Jovovich is a terrific, physically eloquent actress (she's at her best in Michael Winterbottom's wonderful The Claim (2000)), and it's difficult to begrudge her the modest financial success that these Resident Evil movies offer, but enough's enough; when will she stop doing this kind of crap and try something daring and worthwhile again? It's fun playing with zombies in the desert for oh, say, the first five minutes; after that it's time to drop the corpse and move on.

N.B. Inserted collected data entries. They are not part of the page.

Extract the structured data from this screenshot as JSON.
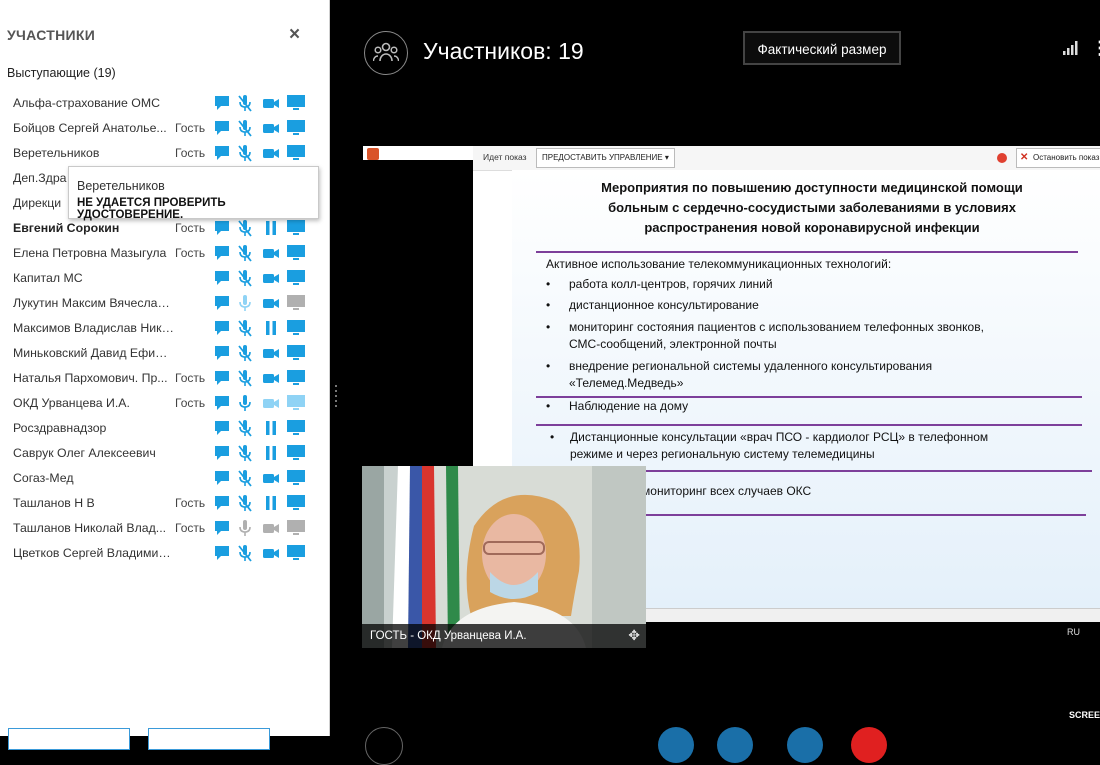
{
  "panel": {
    "title": "УЧАСТНИКИ",
    "close": "×",
    "section": "Выступающие (19)"
  },
  "participants": [
    {
      "name": "Альфа-страхование ОМС",
      "role": "",
      "bold": false,
      "mic": "muted",
      "cam": "on",
      "screen": "on"
    },
    {
      "name": "Бойцов Сергей Анатолье...",
      "role": "Гость",
      "bold": false,
      "mic": "muted",
      "cam": "on",
      "screen": "on"
    },
    {
      "name": "Веретельников",
      "role": "Гость",
      "bold": false,
      "mic": "muted",
      "cam": "on",
      "screen": "on"
    },
    {
      "name": "Деп.Здра",
      "role": "",
      "bold": false,
      "mic": "muted",
      "cam": "on",
      "screen": "on"
    },
    {
      "name": "Дирекци",
      "role": "",
      "bold": false,
      "mic": "muted",
      "cam": "on",
      "screen": "on"
    },
    {
      "name": "Евгений Сорокин",
      "role": "Гость",
      "bold": true,
      "mic": "muted",
      "cam": "paused",
      "screen": "on"
    },
    {
      "name": "Елена Петровна Мазыгула",
      "role": "Гость",
      "bold": false,
      "mic": "muted",
      "cam": "on",
      "screen": "on"
    },
    {
      "name": "Капитал МС",
      "role": "",
      "bold": false,
      "mic": "muted",
      "cam": "on",
      "screen": "on"
    },
    {
      "name": "Лукутин Максим Вячеславович",
      "role": "",
      "bold": false,
      "mic": "light",
      "cam": "on",
      "screen": "off"
    },
    {
      "name": "Максимов Владислав Николаев...",
      "role": "",
      "bold": false,
      "mic": "muted",
      "cam": "paused",
      "screen": "on"
    },
    {
      "name": "Миньковский Давид Ефимович",
      "role": "",
      "bold": false,
      "mic": "muted",
      "cam": "on",
      "screen": "on"
    },
    {
      "name": "Наталья Пархомович. Пр...",
      "role": "Гость",
      "bold": false,
      "mic": "muted",
      "cam": "on",
      "screen": "on"
    },
    {
      "name": "ОКД Урванцева И.А.",
      "role": "Гость",
      "bold": false,
      "mic": "on",
      "cam": "light",
      "screen": "light"
    },
    {
      "name": "Росздравнадзор",
      "role": "",
      "bold": false,
      "mic": "muted",
      "cam": "paused",
      "screen": "on"
    },
    {
      "name": "Саврук Олег Алексеевич",
      "role": "",
      "bold": false,
      "mic": "muted",
      "cam": "paused",
      "screen": "on"
    },
    {
      "name": "Согаз-Мед",
      "role": "",
      "bold": false,
      "mic": "muted",
      "cam": "on",
      "screen": "on"
    },
    {
      "name": "Ташланов Н В",
      "role": "Гость",
      "bold": false,
      "mic": "muted",
      "cam": "paused",
      "screen": "on"
    },
    {
      "name": "Ташланов Николай Влад...",
      "role": "Гость",
      "bold": false,
      "mic": "off",
      "cam": "off",
      "screen": "off"
    },
    {
      "name": "Цветков Сергей Владимирович",
      "role": "",
      "bold": false,
      "mic": "muted",
      "cam": "on",
      "screen": "on"
    }
  ],
  "tooltip": {
    "name": "Веретельников",
    "message": "НЕ УДАЕТСЯ ПРОВЕРИТЬ УДОСТОВЕРЕНИЕ."
  },
  "header": {
    "participants_count": "Участников: 19",
    "size_button": "Фактический размер"
  },
  "share_toolbar": {
    "status": "Идет показ",
    "control_button": "ПРЕДОСТАВИТЬ УПРАВЛЕНИЕ ▾",
    "stop_button": "Остановить показ"
  },
  "slide": {
    "title_lines": [
      "Мероприятия по повышению доступности медицинской помощи",
      "больным с сердечно-сосудистыми заболеваниями в условиях",
      "распространения новой коронавирусной инфекции"
    ],
    "intro": "Активное использование телекоммуникационных технологий:",
    "bullets_1": [
      "работа колл-центров, горячих линий",
      "дистанционное консультирование",
      "мониторинг состояния пациентов с использованием телефонных звонков,",
      "СМС-сообщений, электронной почты",
      "внедрение региональной системы удаленного консультирования",
      "«Телемед.Медведь»"
    ],
    "item_2": "Наблюдение на дому",
    "item_3_lines": [
      "Дистанционные консультации «врач ПСО - кардиолог РСЦ» в телефонном",
      "режиме и через региональную систему телемедицины"
    ],
    "item_4": "й мониторинг всех случаев ОКС"
  },
  "video": {
    "caption": "ГОСТЬ - ОКД Урванцева И.А."
  },
  "lang": "RU",
  "screen_label": "SCREE",
  "colors": {
    "icon_blue": "#1a9ee0",
    "icon_light": "#8fd3f5",
    "icon_gray": "#b0b0b0",
    "slide_line": "#7d3f9a"
  }
}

First published in Businessworld, 09/2807)

3 comments:

John Santos said...

It sounds like they tried to redo Hitchcock via video game aesthetics. The Birds largely worked for me because it jumped from the subjective view to the objective, god/bird-like view. It truly emphasized the limitations of subjectivity when viewed in the context of other subjective views happening alongside each other. The use of shaky camera, loud music, and the emphasis on the impending danger rather than on the serenity of normalcy in this Resident Evil sounds like a recreation of the video game experience (i.e. you expect bad guys to come rushing out and try to kill your character). As you've pointed out, this technique only creates confusion when you have more than one subjective view to depict using a single frame, as is in cinema.

Is it a crime to prefer Jovovich in Besson's The Messenger? She was incredibly expressive in that movie. Over the top, but pretty good nonetheless.

Noel Vera said...

See, my biggest problem with The Messenger is that after Falconetti, all other acting seems pale and wan in comparison. Bresson and Rivette have equally valid takes, but they didn't do it I submit, through the acting (well Bresson through non-acting).

That said, I enjoyed that movie. I thought it was an oversized, overproduced ramp show, main theme medieval chic, and Jovovich knew of Falconetti, and that the main emotion that shone through in her performance was fear--the fear that she was going to stink, or be hugely inadequate to the comparison. Which she was. But that fear, that was interesting.

Good stuff re: The Birds. I think it's a great Hitchcock, exceptional in his work in that it suggests the supernatural (with no rational explanation behind the suggestion), it's his most extensive use of SFX, and it's his one epic--a whole town, not just a single protagonist.

Noel Vera said...

Hoffman as the Evil Dreyerian Monk is a hoot, too.